Unfortunately what so often happens is that we feel less, tricked on to the endless treadmill of chasing that ’more’ that will make us feel safe. And the abundance that was supposed to make us feel safe becomes a cause of fear of the consequences if loose our abundance. How will we feel safe if our abundance is taken away from us?
So if our constant rush towards ‘more’ arises out of a need to feel safe, how do we step out of the ‘wanting mind’ and into an appreciation of the abundance that already exists in our lives? Gratitude and Generosity.
Gratitude for what we have now is the key to feeling abundant and we can train ourselves in feeling gratitude in the same way we can train ourselves in any other attitude or skill – practice.
Imagine how differently you would feel about your life if you looked upon your circumstances with gratitude, appreciating the aspects of your life rather than complaining? You would feel abundant. Then if you want to change an aspect of your circumstances you can do so by choice instead of compulsion. You switch from being reactive to proactive, from wanting to plenty and fearful to safe. Out of this generosity naturally arises.
Practice gratitude in all the key aspects of your life
It is true that there are sets of circumstances for which it is difficult to feel gratitude, and I have been in some of them, but even in those times if I stopped to feel a moment of gratitude for a beautiful rainbow or flower, or see the beautiful smile in someone’s eyes, that moment of beauty and gratitude gave me peace. It brought my mind to rest for that moment which washed over the rest of my life and enabled me to live.
The gratitude practice
Take time each morning and each night to feel gratitude for:
- Your life.
- The food that you eat - even it is not your ideal version of food, you can feel grateful for having food and your capacity to discern ideal food and how amazing that that’s even possible.
- Your health - in the case of chronic or acute illness this can be difficult and I have found that focussing on the bits that are working helps and flows in to the bits that aren’t doing so well.
- The relationships in your life - if there are problematic relationships in your life, look for the lessons and learn them in gratitude, and if that’s not possible look for beauty and let your gratitude for beauty wash over you.
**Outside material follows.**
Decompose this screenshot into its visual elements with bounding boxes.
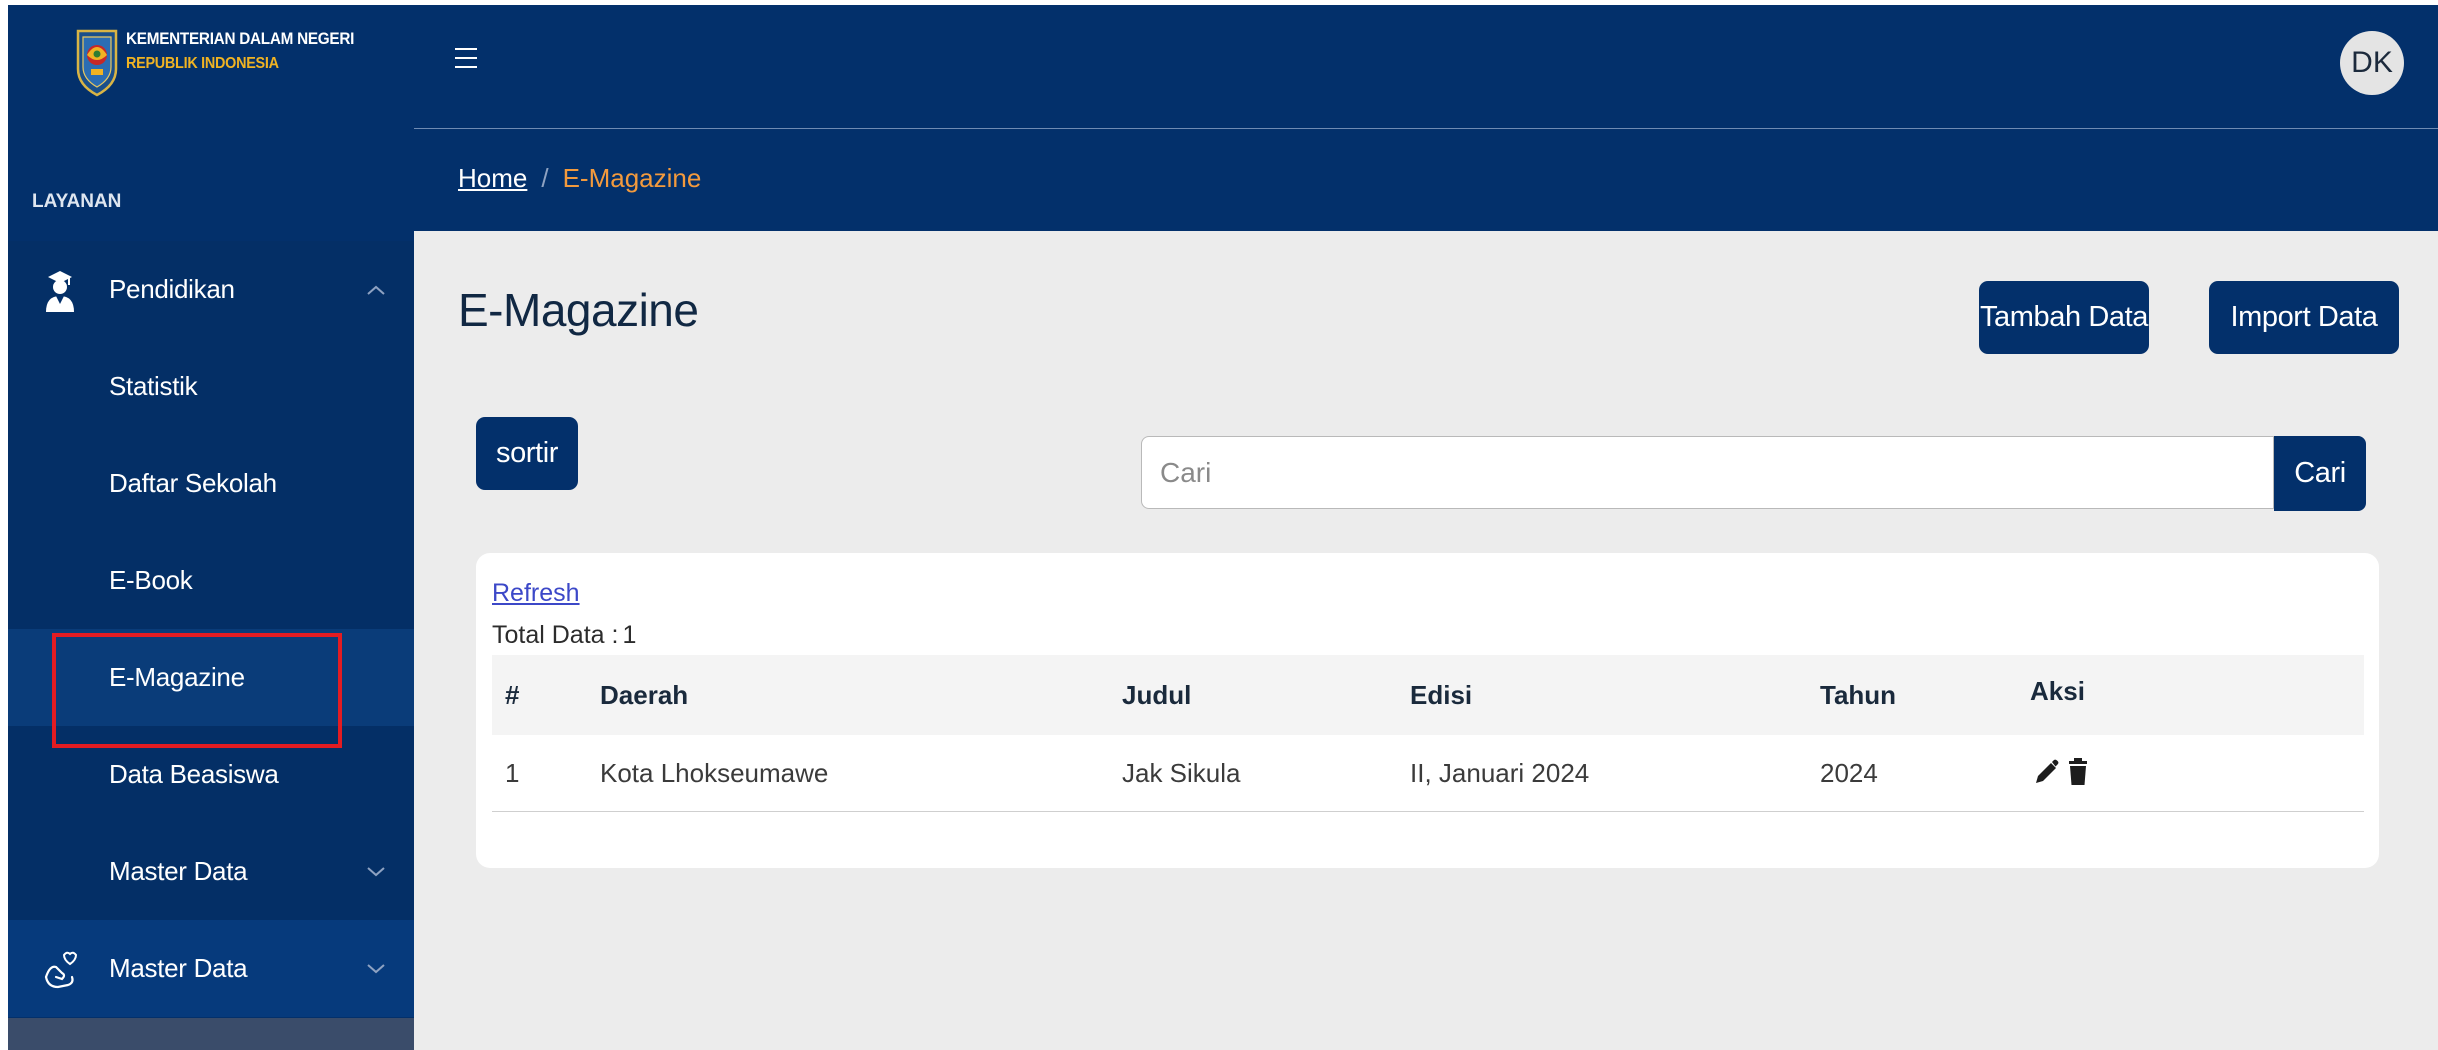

- Roof over your head - if you have one you have plenty to be thankful for, even if it is not your ideal version and seeing every roof as something to appreciate is a lot more peaceful than wanting more.
- Career/purpose/contribution - this can be problematic for those of us who think we need to have a grand purpose but haven’t found it yet, perhaps start with feeling gratitude for what you are doing in the world, now.
- Goal or intention, no matter how small e.g. my goal today is to feel grateful - feeling gratitude for even having a goal or intention, even if you haven’t yet fulfilled it, simply having one with gratitude gets you out of bed to clean your teeth and reveal goals you may not even know you had.
- Adequate means to fulfil your goal (the means may not always be material) - sometimes you may not be aware of the means, you may not see the means in your current but feeling gratitude for means you do have at your disposal is a great place to start.
- For your whole life.
- And then watch yourself becoming more generous to yourself and those around you, effortlessly.
- Allow gratitude for beauty and the bits that are working to wash over the bits that are tricky.
- Use your breath for each aspect – “I breathe in and notice, I breathe out and feel gratitude”.
- When you catch yourself complaining, wanting or feeling like an aspect of your circumstance isn’t enough, find gratitude and notice how your feeling of abundance shifts and your mind becomes smoother.
I look forward to hearing of your experiences with gratitude
Remember, if you want to feel abundance in your life begin with feeling gratitude for life as it is now – you will naturally feel more abundant and safe, and generosity will flow effortlessly.